Enracinée en Afrique pendant la rivalité Est-Ouest dans le scénario de la guerre froide, la Russie s'est largement retirée du continent après l'effondrement de l'Union soviétique en 1991. Mais ces dernières années, Moscou a relancé les relations avec les clients de l'époque soviétique. 

Le principal allié africain de la Russie est l'Égypte. En octobre 2019, le président Vladimir Poutine a organisé un sommet à Sotchi entre Moscou et les pays africains. C'est Abdel Fattah al-Sisi qui a dirigé cette réunion, avec le dirigeant russe, qui a abouti à la signature de plus de 500 accords, mémorandums et contrats d'une valeur de 11,3 milliards d'euros entre la Russie et plus de 40 gouvernements africains.

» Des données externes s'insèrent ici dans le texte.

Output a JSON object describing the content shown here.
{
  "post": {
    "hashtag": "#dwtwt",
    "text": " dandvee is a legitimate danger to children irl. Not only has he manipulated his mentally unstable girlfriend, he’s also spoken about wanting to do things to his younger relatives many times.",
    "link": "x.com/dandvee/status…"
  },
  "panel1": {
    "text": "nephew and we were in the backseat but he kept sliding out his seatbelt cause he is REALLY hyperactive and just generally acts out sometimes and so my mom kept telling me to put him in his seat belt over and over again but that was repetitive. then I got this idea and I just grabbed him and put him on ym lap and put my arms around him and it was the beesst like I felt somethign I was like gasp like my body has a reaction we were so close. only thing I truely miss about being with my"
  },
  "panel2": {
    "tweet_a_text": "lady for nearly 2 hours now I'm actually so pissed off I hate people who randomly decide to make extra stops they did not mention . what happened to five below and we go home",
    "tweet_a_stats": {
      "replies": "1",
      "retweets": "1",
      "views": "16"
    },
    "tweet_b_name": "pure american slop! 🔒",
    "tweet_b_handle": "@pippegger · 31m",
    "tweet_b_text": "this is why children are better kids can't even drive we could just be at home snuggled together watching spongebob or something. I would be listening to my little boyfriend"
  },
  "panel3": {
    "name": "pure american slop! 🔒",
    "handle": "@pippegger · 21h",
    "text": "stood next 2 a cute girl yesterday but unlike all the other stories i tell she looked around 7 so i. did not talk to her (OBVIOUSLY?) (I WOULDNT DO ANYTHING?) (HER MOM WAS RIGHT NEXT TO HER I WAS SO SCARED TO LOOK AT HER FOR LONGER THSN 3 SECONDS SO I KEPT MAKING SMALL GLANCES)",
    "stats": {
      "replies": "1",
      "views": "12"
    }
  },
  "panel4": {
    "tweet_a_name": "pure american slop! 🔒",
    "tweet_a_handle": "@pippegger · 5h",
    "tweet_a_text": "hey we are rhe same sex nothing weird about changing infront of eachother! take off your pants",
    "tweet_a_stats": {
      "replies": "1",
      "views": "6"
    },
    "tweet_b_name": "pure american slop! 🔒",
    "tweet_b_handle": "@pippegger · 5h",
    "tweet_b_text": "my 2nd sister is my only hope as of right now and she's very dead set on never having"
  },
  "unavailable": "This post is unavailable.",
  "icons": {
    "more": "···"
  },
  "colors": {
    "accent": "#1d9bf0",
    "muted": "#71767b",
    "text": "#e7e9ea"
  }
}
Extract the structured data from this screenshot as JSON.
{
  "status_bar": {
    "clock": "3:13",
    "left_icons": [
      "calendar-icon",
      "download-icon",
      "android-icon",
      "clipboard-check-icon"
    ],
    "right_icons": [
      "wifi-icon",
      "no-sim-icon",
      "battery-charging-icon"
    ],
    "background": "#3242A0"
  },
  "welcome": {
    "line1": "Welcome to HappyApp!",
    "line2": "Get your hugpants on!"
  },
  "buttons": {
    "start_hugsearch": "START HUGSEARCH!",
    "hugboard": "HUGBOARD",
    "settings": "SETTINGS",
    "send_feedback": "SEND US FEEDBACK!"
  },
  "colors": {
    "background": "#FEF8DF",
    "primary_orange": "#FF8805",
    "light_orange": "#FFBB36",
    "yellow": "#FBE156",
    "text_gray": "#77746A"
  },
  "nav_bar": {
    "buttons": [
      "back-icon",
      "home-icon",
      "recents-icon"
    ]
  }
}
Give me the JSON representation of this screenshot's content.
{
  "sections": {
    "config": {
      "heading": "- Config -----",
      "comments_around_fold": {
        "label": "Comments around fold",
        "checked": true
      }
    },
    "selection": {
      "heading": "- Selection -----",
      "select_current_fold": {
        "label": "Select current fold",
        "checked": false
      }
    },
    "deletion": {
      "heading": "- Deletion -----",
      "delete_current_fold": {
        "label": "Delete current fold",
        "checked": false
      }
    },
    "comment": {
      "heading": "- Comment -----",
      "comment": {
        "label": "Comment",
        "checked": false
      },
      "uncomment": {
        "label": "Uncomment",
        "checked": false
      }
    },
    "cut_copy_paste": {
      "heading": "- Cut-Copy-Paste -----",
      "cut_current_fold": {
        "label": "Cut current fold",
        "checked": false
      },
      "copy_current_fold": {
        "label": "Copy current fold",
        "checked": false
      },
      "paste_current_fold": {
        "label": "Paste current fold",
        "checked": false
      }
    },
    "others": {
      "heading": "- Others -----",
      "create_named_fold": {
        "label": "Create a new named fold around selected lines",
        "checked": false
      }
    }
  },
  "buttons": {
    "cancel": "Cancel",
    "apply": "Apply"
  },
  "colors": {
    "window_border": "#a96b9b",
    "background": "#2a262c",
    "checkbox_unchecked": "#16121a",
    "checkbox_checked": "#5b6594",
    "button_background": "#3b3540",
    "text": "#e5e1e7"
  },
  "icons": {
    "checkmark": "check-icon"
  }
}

Selon les données du Fonds monétaire international (FMI), la Russie a triplé ses échanges commerciaux avec le continent en seulement une décennie, mais surtout au cours des trois dernières années. Ses principaux partenaires sont l'Égypte, le Maroc, l'Algérie et la Tunisie. 

L'Afrique, priorité de Poutine 

Moscou entretient des relations avec l'Afrique sur deux piliers : la coopération dans le domaine de la sécurité et de l'exploitation des ressources et le développement nucléaire. 

Dans le domaine de la sécurité, Moscou a obtenu des garanties pour l'établissement de bases militaires en Égypte, en République centrafricaine, en Érythrée, à Madagascar, au Mozambique et au Soudan. En outre, selon Bild, la Russie entraîne secrètement et parfois formellement les forces de ces pays. Dans ce contexte, elle dispose de 180 soldats en République centrafricaine. C'est dans ce pays que, selon The New York Times, un Russe a été installé comme conseiller du président pour la sécurité nationale et, en retour, le gouvernement africain vend à Moscou des droits d'exploitation de l'or et des diamants à une valeur bien inférieure à la normale.

La présence russe en Afrique est claire et son objectif principal est de réaliser des gains politiques, économiques et militaires, à un moment où le continent africain est devenu un terrain de jeu pour différents pays comme la Chine, la Turquie, l'Iran et les États-Unis. 

À plusieurs reprises, le président russe a déclaré que l'Afrique était l'une de ses priorités en matière de politique étrangère et a parlé d'offrir un soutien diplomatique et politique, une aide en matière de défense et de sécurité, ainsi qu'une assistance économique et humanitaire. 

Face à cette situation, fin 2018, le conseiller américain à la sécurité nationale de l'époque, John Bolton, a annoncé une nouvelle stratégie de Washington pour l'Afrique, visant en partie à contrecarrer l'influence chinoise et russe.